Я продолжал работать в отеле. Но теперь с нетерпением ждал заветного дня получки, чтобы отправиться в казино и, как кролик на удава, глазеть на блестящий шарик, не замечая, как неотвратимо тает небольшая горка фишек передо мной. Я даже не мечтал особо о выигрыше. Для меня был важнее сам процесс, столь же абсурдный, как сеанс у какой-нибудь невежественной гадалки, отчего само гадание не становится менее интригующим, поскольку ты сам уже для себя что-то загадал и лишь ждешь от беззубой карги двусмысленных подтверждений. Хотя, конечно, смакуя очередной поход в казино, я рисовал в своем воображении миг триумфа, когда, вдруг, после объявления приговора крупье, зависает напряженная пауза и все взоры медленно обращаются на счастливчика. Возможно, как раз этих восторженных взоров я и жаждал в своих мечтах, а совсем не десяти тысяч – суммы, после выигрыша которой я решил для себя покинуть Лас-Вегас. Уехать побежденным, внушал я себе, было бы плохой приметой.
Собственно, все почти так и произошло.
Был конец июля. Была душная ночь, с которой уже даже не справлялись кондиционеры. Или же одному мне та ночь горячила виски?

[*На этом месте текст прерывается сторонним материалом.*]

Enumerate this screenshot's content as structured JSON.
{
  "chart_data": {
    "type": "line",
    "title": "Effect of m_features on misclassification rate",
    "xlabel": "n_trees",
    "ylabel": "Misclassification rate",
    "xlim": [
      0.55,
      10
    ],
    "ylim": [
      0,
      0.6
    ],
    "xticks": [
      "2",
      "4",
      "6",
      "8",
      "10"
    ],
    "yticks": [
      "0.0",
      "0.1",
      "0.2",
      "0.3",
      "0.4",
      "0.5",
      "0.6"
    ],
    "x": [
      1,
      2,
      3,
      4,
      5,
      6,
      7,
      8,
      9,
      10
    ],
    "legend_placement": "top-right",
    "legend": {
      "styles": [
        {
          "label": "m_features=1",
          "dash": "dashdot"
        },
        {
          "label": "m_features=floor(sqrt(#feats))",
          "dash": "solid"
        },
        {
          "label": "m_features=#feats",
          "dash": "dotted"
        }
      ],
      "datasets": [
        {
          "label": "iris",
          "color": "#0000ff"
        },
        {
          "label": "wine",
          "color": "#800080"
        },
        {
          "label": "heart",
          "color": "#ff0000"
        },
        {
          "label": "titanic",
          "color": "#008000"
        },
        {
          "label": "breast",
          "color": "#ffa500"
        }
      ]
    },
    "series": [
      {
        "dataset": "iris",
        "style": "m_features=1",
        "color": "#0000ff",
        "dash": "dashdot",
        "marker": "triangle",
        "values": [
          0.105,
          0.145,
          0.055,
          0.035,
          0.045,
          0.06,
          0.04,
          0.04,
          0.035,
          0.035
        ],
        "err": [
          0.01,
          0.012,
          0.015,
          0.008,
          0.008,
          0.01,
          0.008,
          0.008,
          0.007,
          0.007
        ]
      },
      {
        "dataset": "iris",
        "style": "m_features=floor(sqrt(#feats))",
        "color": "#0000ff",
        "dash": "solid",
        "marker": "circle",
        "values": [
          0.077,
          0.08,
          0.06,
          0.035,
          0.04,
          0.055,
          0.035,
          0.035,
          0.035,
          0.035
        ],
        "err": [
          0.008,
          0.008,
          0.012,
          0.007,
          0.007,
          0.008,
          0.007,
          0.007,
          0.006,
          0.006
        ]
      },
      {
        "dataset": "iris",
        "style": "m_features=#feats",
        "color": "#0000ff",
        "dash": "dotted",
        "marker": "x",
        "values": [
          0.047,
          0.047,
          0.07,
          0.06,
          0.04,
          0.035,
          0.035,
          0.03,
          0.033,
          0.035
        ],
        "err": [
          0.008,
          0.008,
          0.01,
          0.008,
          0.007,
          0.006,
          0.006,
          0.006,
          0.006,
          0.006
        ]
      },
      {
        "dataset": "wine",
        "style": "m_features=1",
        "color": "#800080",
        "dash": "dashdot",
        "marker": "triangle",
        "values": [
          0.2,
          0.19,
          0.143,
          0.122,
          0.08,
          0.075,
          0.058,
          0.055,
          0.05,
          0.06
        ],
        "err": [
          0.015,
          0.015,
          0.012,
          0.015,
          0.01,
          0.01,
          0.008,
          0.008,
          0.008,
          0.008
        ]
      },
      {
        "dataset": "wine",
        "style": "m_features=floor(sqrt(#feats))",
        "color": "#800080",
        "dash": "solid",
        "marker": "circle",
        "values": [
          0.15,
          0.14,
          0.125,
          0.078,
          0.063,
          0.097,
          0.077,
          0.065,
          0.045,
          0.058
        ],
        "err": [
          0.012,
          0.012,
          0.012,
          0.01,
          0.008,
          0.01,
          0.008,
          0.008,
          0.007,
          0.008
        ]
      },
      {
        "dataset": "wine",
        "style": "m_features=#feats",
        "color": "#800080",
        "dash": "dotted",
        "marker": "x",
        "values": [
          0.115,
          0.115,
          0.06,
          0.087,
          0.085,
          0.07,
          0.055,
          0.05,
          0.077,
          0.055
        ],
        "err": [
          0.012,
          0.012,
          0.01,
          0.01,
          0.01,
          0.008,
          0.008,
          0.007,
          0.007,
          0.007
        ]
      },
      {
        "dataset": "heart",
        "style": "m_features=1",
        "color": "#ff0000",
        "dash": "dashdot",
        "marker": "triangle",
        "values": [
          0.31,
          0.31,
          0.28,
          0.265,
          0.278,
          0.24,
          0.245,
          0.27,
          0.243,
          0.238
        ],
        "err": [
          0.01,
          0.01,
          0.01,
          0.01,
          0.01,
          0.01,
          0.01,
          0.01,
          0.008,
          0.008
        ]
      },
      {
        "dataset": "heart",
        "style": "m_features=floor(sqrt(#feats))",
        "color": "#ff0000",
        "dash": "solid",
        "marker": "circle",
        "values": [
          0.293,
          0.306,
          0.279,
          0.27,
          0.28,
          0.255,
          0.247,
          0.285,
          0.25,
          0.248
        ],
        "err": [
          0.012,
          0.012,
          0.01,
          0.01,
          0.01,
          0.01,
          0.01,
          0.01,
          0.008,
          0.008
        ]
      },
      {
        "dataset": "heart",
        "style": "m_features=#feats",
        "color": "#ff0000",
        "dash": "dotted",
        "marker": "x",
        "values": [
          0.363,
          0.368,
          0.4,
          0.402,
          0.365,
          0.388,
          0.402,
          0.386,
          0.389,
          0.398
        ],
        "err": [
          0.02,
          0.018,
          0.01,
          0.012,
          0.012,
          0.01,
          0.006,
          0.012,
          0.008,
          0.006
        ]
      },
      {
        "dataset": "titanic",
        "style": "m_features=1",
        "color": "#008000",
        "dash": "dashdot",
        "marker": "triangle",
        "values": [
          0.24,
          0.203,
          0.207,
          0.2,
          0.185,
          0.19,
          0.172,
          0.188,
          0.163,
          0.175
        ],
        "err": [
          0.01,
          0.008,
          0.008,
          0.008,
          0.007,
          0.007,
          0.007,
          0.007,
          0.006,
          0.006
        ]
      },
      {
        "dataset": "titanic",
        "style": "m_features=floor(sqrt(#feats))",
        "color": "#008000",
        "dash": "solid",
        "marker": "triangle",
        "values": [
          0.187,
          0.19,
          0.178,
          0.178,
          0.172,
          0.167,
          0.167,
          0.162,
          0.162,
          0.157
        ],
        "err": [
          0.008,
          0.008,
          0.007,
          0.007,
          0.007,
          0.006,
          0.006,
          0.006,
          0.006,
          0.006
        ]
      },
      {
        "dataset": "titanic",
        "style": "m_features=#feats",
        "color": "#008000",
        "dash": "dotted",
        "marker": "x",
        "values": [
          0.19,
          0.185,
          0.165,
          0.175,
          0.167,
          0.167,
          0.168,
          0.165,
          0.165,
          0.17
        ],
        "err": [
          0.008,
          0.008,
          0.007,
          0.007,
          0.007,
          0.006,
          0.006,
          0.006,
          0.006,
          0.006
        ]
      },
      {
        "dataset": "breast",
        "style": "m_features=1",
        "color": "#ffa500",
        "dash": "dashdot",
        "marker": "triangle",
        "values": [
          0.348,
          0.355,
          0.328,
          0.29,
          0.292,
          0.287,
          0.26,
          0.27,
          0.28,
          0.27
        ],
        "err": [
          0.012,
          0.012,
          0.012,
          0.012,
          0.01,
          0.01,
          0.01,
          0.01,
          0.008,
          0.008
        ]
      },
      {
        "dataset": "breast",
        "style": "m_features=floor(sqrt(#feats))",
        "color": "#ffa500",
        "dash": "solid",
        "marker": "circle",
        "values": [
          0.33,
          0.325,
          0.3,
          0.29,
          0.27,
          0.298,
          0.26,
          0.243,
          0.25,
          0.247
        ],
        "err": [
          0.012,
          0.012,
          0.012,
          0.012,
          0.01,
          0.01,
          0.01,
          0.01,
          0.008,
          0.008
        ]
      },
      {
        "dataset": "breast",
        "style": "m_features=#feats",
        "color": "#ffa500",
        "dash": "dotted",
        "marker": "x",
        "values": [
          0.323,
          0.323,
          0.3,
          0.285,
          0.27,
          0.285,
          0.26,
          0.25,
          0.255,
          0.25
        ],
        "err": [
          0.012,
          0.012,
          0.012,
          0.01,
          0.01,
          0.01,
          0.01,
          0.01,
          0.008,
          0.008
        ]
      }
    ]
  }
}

Ведь именно в ту ночь фортуна впервые решила сыграть со мной по-крупному.
Сев за стол с какими-то жалкими тремя сотнями, я уже через пару часов имел семь штук. И мне продолжало бешено везти. В какой-то момент у меня было даже штук двадцать, не меньше. И я давно уже должен был встать и уйти, но продолжал сидеть как приклеенный. И не потому, что меня обуяла жадность. А потому, что я был словно заворожен. Словно я слышал зов сирен – манящий и гибельный – и не было сил ему противиться. Наверное, восторг поражения много слаще радости выигрыша. Для некоторых. И я именно жадно ждал этого ужасного мига окончательной катастрофы.
Меня спас глупый случай. Я вдруг услышал за спиной металлический грохот. Обернулся – и увидел растянувшегося на мраморном полу официанта. Я неожиданно расхохотался, глядя на его сконфуженную физиономию и промокшие штаны. Один из всех присутствующих в зале. И этот мой собственный нервный хохот и привел меня в чувство. Я сгреб со стола оставшиеся фишки и, под осуждающими взглядами публики, беспечно и несколько даже развязно направился к кассе. Пересчитал деньги, – их оказалось чуть больше четырех тысяч, – поймал такси и помчался в отель.
Было около шести утра. Небо на востоке, в провалах высотных зданий, уже явно рдело предзакатным золотом. По городу витал легкий ветерок, необычный, в котором я каким-то образом улавливал ароматы моря и горячего песка. Через пару часов я должен был заступить на смену. Но я для себя уже все решил. Зашел в номер, побросал вещи в белый пластиковый чемоданчик, купленный мною еще зимой на часть денег, вырученных от продажи «Хонды», и навсегда покинул «Париж». Я направился прямиком к автовокзалу, решив выехать первым же подходящим автобусом. «Несколько часов тряски, когда можно будет чуть подремать, – думал я, устраиваясь в кресле, – и я буду в Лос-Анджелесе. А там – море, пальмы, девушки в бикини и новая жизнь!».